After you've uploaded the .pbix file to the Power BI service, you need to take other steps to enable service data refresh and updated visuals:

  • Enable scheduled refresh for the semantic model: To enable scheduled refresh for the workbook containing your semantic model with R scripts, see Configuring scheduled refresh. This article also includes information about on-premises data gateways.

  • Install a gateway: You need an on-premises data gateway (personal mode) installed on the machine where the file and R are located. The Power BI service accesses that workbook and re-renders any updated visuals. For more information, see use personal gateways in Power BI.

Considerations and limitations

There are some limitations to queries that include R scripts created in Power Query Editor:

  • All R data source settings must be set to Public. All other steps in a Power Query Editor query must also be public.

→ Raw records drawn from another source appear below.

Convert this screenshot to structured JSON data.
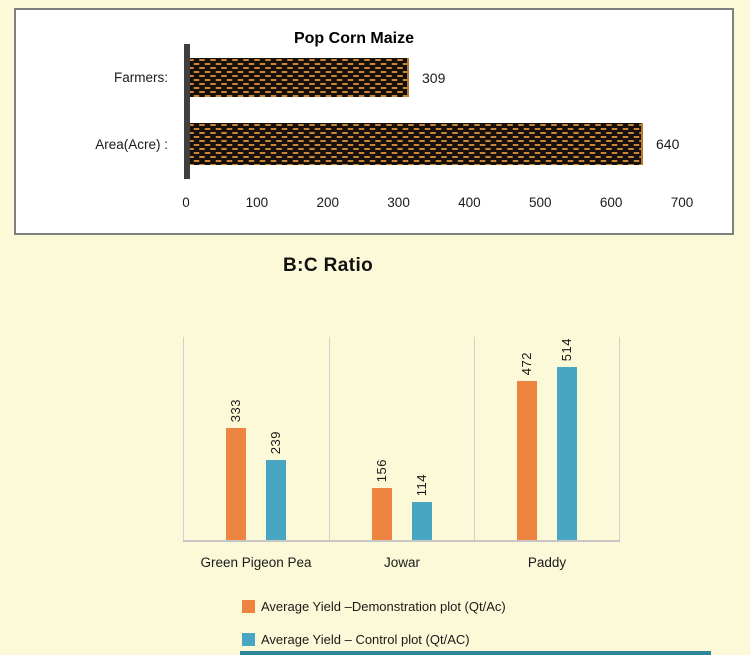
{
  "page": {
    "background_color": "#FBF9D7",
    "bottom_strip_color": "#2F8699"
  },
  "chart_data": [
    {
      "type": "bar",
      "orientation": "horizontal",
      "title": "Pop Corn Maize",
      "categories": [
        "Farmers:",
        "Area(Acre) :"
      ],
      "values": [
        309,
        640
      ],
      "data_labels": [
        "309",
        "640"
      ],
      "xlim": [
        0,
        700
      ],
      "x_ticks": [
        0,
        100,
        200,
        300,
        400,
        500,
        600,
        700
      ],
      "bar_fill": "black with orange dotted pattern",
      "bar_base_color": "#17100A",
      "bar_dot_color": "#C98636",
      "axis_line_color": "#3F3F3F",
      "plot_background": "#FFFFFF",
      "grid": false,
      "legend_position": "none"
    },
    {
      "type": "bar",
      "orientation": "vertical",
      "title": "B:C Ratio",
      "categories": [
        "Green Pigeon Pea",
        "Jowar",
        "Paddy"
      ],
      "series": [
        {
          "name": "Average Yield –Demonstration plot (Qt/Ac)",
          "color": "#ED8540",
          "values": [
            333,
            156,
            472
          ]
        },
        {
          "name": "Average Yield – Control plot (Qt/AC)",
          "color": "#49A6C3",
          "values": [
            239,
            114,
            514
          ]
        }
      ],
      "ylim": [
        0,
        610
      ],
      "grid": "vertical category separator lines only",
      "gridline_color": "#D2D2D2",
      "data_labels_rotation": "vertical",
      "legend_position": "bottom"
    }
  ]
}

    To get to the data source settings, in Power BI Desktop, select File > Options and settings > Data source settings.

    Screenshot shows the Options and Settings dialog where you can select Data source settings.

    In the Data source settings dialog, select one or more data sources, and then select Edit Permissions. Set the Privacy Level to Public.

    Screenshot shows Data source settings dialog where you can edit permissions.

  • To schedule refresh of your R visuals or semantic model, enable scheduled refresh and install an on-premises data gateway (personal mode) on the computer containing the workbook and R. You can't use an enterprise gateway to refresh semantic models containing R scripts in Power Query.

There are all sorts of things you can do with R and custom queries. Explore and shape your data just the way you want it to appear.